Invitée par l’association Lear le 28 novembre, la réalisatrice Valeria Selinger est venue rencontrer trois classes de lycéens et lycéennes, de la seconde à la terminale. Les élèves de S05 ont rédigé des articles rendant compte de cet échange. Voici une de leurs productions :
Quand un roman devient film : le chemin de Valeria Selinger
De l’architecture au cinéma
Avant d’être réalisatrice, Valéria Selinger a d’abord étudié l’architecture pendant deux ans. Ce n’est qu’en se rappelant un stage qu’elle avait suivi à 15 ans, où elle écrivait déjà des scénarios, qu’elle décide de rejoindre une école de cinéma. Pour elle, architecture et cinéma se rejoignent : dans les deux , il faut construire, imaginer, organiser l’espace, créer des émotions.
Un roman miroir
Si Valéria Selinger a choisi d’adapter le roman de Laura Alcoba, Manèges, traduit en espagnol sous le titre La casa de los conejos, c’est parce qu’elle s’est reconnue dans l’histoire de la fillette. Comme l’autrice, elle a grandi en Argentine dans un climat de peur et de silence. Pendant la dictature, elle ne pouvait pas vivre normalement, et elle raconte même avoir été obligée de brûler ses propres livres à cause des militaires. Ce passé l’a profondément marquée et lui a donné envie de rendre hommage à toutes les enfances volées par la violence politique.
Adapter un roman : un défi avant tout administratif
Selon Valéria Selinger, adapter un livre n’est pas seulement un travail artistique.

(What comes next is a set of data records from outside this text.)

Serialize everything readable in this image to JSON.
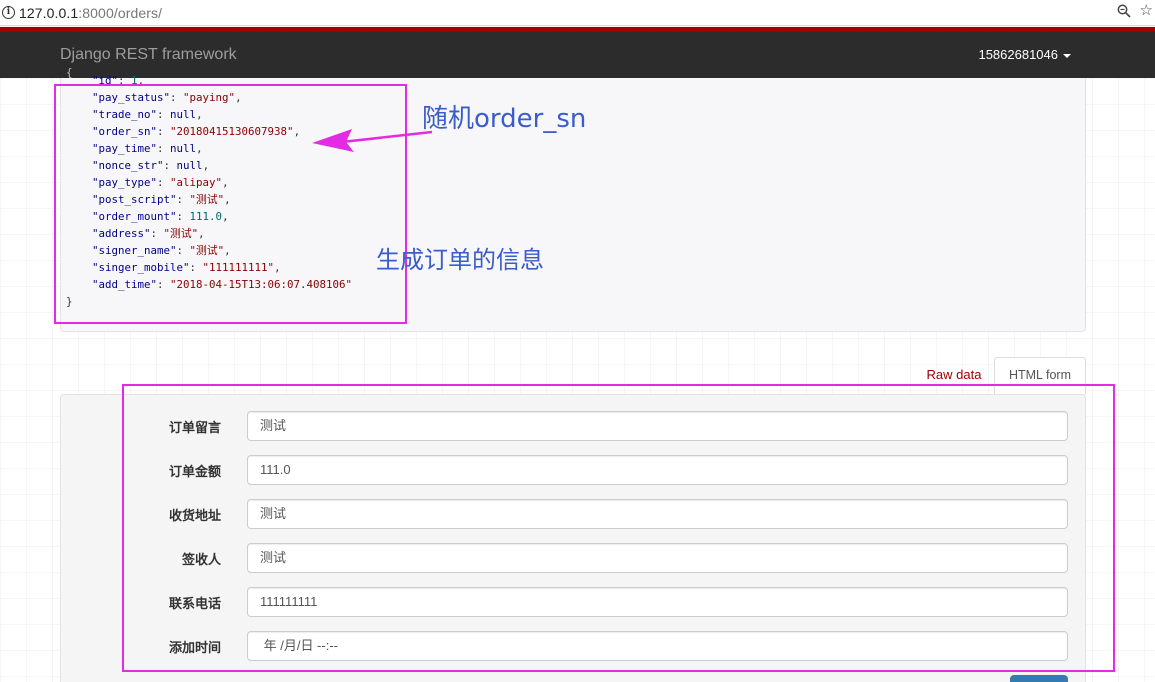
{
  "browser": {
    "url_host": "127.0.0.1",
    "url_rest": ":8000/orders/",
    "info_glyph": "i",
    "star_glyph": "☆"
  },
  "navbar": {
    "brand": "Django REST framework",
    "user": "15862681046"
  },
  "response": {
    "open_brace": "{",
    "close_brace": "}",
    "fields": [
      {
        "key": "\"id\"",
        "value": "1",
        "type": "num"
      },
      {
        "key": "\"pay_status\"",
        "value": "\"paying\"",
        "type": "str"
      },
      {
        "key": "\"trade_no\"",
        "value": "null",
        "type": "kw"
      },
      {
        "key": "\"order_sn\"",
        "value": "\"20180415130607938\"",
        "type": "str"
      },
      {
        "key": "\"pay_time\"",
        "value": "null",
        "type": "kw"
      },
      {
        "key": "\"nonce_str\"",
        "value": "null",
        "type": "kw"
      },
      {
        "key": "\"pay_type\"",
        "value": "\"alipay\"",
        "type": "str"
      },
      {
        "key": "\"post_script\"",
        "value": "\"测试\"",
        "type": "str"
      },
      {
        "key": "\"order_mount\"",
        "value": "111.0",
        "type": "num"
      },
      {
        "key": "\"address\"",
        "value": "\"测试\"",
        "type": "str"
      },
      {
        "key": "\"signer_name\"",
        "value": "\"测试\"",
        "type": "str"
      },
      {
        "key": "\"singer_mobile\"",
        "value": "\"111111111\"",
        "type": "str"
      },
      {
        "key": "\"add_time\"",
        "value": "\"2018-04-15T13:06:07.408106\"",
        "type": "str"
      }
    ]
  },
  "annotations": {
    "order_sn_note": "随机order_sn",
    "info_note": "生成订单的信息",
    "color": "#e22be2",
    "text_color": "#3b5dc9"
  },
  "tabs": {
    "raw": "Raw data",
    "html": "HTML form"
  },
  "form": {
    "fields": [
      {
        "label": "订单留言",
        "value": "测试"
      },
      {
        "label": "订单金额",
        "value": "111.0"
      },
      {
        "label": "收货地址",
        "value": "测试"
      },
      {
        "label": "签收人",
        "value": "测试"
      },
      {
        "label": "联系电话",
        "value": "111111111"
      },
      {
        "label": "添加时间",
        "value": " 年 /月/日 --:--"
      }
    ]
  },
  "colors": {
    "navbar": "#2c2c2c",
    "stripe": "#a30000",
    "primary_button": "#337ab7"
  }
}
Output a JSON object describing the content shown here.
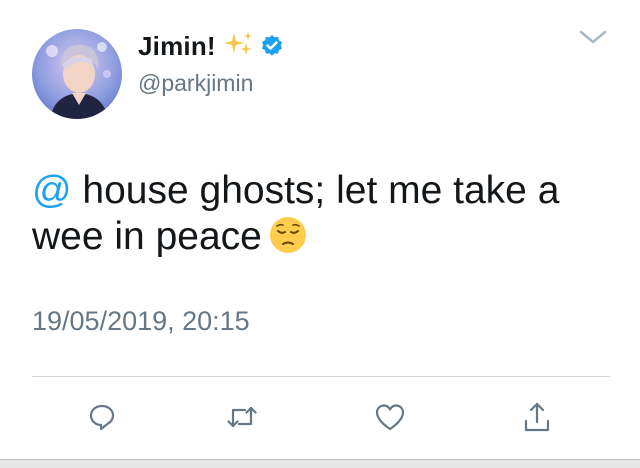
{
  "user": {
    "display_name": "Jimin!",
    "handle": "@parkjimin",
    "verified": true,
    "name_emoji": "sparkles",
    "avatar": "profile-photo"
  },
  "tweet": {
    "mention": "@",
    "text": " house ghosts; let me take a wee in peace",
    "emoji": "pensive-face",
    "timestamp": "19/05/2019, 20:15"
  },
  "actions": [
    "reply-icon",
    "retweet-icon",
    "like-icon",
    "share-icon"
  ],
  "colors": {
    "accent": "#1da1f2",
    "secondary_text": "#657786",
    "icon": "#657786",
    "divider": "#d0d6db"
  }
}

C’est aussi une difficulté administrative, surtout avec les maisons d’édition, et c’est l’une des raisons pour lesquelles la réalisation a duré aussi longtemps. Elle affirme d’ailleurs que ce sera son dernier film tiré d’un roman, tant le processus lui a demandé du temps, des efforts et de la persévérance.
Un tournage long et difficile
La réalisation du film lui-même a demandé une patience exceptionnelle : 7 à 8 ans pour préparer et monter le projet, avant même de commencer à tourner. Le tournage en Argentine devait durer six semaines, mais n’en a finalement duré que cinq, par manque de moyens. Il a eu lieu près de La Plata, le vrai lieu des événements racontés dans le livre de Laura Alcoba, ce qui donnait une dimension émotionnelle encore plus forte à l’équipe. La réalisatrice ne voulait pas réaliser un « film d’époque » classique. Son but était de créer une identité visuelle très travaillée, avec une bande colorimétrique douce et une bande sonore unique. La musique joue un rôle essentiel : elle vient remplacer les dialogues absents, car le silence est le moyen d’exprimer la solitude et l’incompréhension de la petite Laura face aux événements.
Un film qui parle à tous
La Casa de los Conejos raconte une histoire vraie, mais elle touche un public large. Beaucoup de spectateurs peuvent se reconnaître dans ces situations de peur, de silence, de résistance ou de perte. En filmant l’histoire d’une enfant, Valéria Selinger réussit à rendre visible un chapitre important de l’histoire argentine, tout en rappelant que ces traumatismes restent universels.